While the annual Tel Aviv homosexual pride parade is one of the largest in Israel, attracting an estimated 100,000 participants, the campaign will broaden in a push for homosexual tourism all year round.

“We’re building a plan for a long-term strategy,” Israel’s Tourism Minister Yariv Levin told Ynet News reporters.

“Different organizations that we work with have marked the LGBT community as one that has significant potential for growth, and  certainly want to break into larger numbers than we have today.”

“Tel Aviv has a lot to offer the gay crowd, and they are beginning to understand this in Israel,” one gay activist Oshri told Ynet News . “I think that Israel is in a very good place, especially for the Middle East, as the only state in which it’s legal to be gay,”

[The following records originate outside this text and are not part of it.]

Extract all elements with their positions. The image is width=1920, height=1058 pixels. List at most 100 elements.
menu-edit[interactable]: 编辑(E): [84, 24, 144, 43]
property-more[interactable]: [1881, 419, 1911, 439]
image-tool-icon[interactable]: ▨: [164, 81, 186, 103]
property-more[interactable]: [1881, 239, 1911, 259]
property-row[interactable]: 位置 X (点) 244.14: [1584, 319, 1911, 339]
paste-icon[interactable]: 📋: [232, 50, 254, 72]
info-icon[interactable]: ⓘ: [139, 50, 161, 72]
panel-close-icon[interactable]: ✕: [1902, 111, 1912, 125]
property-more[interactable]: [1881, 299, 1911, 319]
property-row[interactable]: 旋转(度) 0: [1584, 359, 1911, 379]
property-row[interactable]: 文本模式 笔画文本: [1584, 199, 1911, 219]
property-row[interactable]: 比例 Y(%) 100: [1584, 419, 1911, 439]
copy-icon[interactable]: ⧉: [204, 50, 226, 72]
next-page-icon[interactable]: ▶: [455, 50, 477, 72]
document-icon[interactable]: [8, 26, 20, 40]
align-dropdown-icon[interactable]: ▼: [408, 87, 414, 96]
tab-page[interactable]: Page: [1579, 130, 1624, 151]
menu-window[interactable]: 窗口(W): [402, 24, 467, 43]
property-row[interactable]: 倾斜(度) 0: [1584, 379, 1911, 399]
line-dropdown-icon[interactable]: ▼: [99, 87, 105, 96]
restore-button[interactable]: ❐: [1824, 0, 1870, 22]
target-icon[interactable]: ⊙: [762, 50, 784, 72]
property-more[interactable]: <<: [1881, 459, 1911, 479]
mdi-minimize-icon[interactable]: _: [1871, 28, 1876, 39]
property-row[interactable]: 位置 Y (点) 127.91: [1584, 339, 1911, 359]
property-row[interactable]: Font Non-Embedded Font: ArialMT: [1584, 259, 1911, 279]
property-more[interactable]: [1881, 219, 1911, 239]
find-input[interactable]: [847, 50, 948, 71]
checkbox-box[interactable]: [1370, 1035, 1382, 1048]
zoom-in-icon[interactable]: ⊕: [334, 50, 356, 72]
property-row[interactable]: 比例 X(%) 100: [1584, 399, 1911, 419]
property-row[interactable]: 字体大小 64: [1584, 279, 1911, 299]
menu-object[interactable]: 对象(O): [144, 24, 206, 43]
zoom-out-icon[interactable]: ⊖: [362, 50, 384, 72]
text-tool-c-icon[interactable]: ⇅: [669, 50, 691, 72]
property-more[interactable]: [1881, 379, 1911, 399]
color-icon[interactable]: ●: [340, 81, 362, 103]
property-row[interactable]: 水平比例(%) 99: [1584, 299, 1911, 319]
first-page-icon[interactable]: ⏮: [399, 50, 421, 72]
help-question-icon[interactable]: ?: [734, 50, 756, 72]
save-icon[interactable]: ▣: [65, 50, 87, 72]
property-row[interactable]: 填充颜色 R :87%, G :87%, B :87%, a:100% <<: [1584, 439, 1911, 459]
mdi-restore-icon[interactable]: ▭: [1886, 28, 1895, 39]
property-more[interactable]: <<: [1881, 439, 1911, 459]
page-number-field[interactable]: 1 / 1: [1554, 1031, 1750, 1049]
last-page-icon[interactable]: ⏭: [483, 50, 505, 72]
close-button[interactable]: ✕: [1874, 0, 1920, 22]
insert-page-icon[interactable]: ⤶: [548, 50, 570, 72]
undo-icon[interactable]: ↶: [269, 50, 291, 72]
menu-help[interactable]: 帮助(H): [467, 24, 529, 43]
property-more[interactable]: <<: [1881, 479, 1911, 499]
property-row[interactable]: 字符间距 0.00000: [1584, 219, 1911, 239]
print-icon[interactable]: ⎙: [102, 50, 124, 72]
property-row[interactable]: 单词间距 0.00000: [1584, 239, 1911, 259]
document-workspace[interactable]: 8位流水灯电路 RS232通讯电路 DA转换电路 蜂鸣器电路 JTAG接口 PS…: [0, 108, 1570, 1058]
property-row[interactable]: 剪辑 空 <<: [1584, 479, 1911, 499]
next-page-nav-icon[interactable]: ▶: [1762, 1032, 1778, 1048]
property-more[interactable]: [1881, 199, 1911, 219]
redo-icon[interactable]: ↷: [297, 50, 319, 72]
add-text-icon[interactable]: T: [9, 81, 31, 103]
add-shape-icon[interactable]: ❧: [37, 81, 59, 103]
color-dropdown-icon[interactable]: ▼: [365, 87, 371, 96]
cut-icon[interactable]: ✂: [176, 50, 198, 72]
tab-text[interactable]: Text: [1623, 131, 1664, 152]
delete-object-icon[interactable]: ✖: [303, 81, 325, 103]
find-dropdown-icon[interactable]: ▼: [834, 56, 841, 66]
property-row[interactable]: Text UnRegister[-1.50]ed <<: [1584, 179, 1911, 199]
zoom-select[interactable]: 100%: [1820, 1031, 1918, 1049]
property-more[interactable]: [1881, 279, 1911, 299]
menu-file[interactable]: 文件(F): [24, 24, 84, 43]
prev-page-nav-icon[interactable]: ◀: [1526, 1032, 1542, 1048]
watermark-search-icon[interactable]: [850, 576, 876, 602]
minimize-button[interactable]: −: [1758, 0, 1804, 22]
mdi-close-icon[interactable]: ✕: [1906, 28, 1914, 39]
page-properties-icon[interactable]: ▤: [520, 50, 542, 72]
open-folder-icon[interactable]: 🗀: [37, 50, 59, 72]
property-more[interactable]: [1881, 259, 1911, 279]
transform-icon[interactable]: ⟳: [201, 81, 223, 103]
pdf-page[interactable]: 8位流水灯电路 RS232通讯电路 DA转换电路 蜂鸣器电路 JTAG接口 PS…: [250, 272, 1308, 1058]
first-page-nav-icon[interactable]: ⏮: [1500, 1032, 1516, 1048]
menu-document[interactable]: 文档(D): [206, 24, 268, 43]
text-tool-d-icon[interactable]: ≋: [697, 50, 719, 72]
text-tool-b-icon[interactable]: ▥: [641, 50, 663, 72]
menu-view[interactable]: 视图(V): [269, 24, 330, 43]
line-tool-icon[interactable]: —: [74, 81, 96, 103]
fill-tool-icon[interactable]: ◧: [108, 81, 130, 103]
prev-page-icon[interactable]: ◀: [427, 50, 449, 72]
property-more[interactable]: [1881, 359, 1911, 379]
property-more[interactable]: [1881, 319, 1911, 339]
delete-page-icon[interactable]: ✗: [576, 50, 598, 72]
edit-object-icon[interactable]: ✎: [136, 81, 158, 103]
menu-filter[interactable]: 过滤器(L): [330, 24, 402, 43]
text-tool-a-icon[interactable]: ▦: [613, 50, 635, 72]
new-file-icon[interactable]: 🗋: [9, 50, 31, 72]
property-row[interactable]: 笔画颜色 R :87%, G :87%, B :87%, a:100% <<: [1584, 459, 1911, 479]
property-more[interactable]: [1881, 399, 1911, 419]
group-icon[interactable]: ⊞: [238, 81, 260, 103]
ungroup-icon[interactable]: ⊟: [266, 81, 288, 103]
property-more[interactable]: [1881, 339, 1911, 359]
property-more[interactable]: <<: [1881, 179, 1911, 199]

As previously reported, in February, Prime Minister Benjamin Netanyahu expressed his support for the Knesset’s designation of an “LGBT Rights Day.” The Knesset is the legislative body in Israel similar to the American Congress.

“I came here in the middle of my schedule, which was no less busy, to say one sentence to the members of the LGBT community: ‘Every man was created in the image of God.’ That is the idea brought by our nation to mankind thousands of years ago, and it is the principle that must guide our national lives today,” Netanyahu stated.

Israel and Homosexuality

Homosexuality was legalized in Israel in 1988, and homosexual adoption was permitted following a 2008 court ruling. The Tel Aviv pride parade has been held each June since 1998, and some characterize the city as “the gay capital of the Middle East.”

In 2009, a pair of lesbians filed suit against Yad Hashmona, a Messianic Jewish kibbutz near Jerusalem, for declining to host a “marriage” celebration at the moshav. In 2012, the Jerusalem Magistrate Court ruled against Yad Hashmona, rejecting the hotel owner’s arguments that they should have the right to practice their religion.

The case was then appealed, but in June 2014, Judge Moshe Yoad Cohen upheld the ruling and agreed that Yad Hashmona was guilty of violating Israeli law. As a result of the rulings, the owners of the hotel closed the wedding hall due to fear of further lawsuits.

Israel: God’s People, God’s Land

“I feel sad that people are getting so far from God and celebrating the victory of sin,” manager Tsuriel Bar-David told reporters.

“I feel shame that this behavior is now officially becoming ‘normal’ and accepted. I feel that we are getting closer and closer to the days when being a follower of Jesus—Yeshua–will not be accepted anymore, and that those who would like to stay faithful will have no choice but to be set apart from the ‘normal’ society.”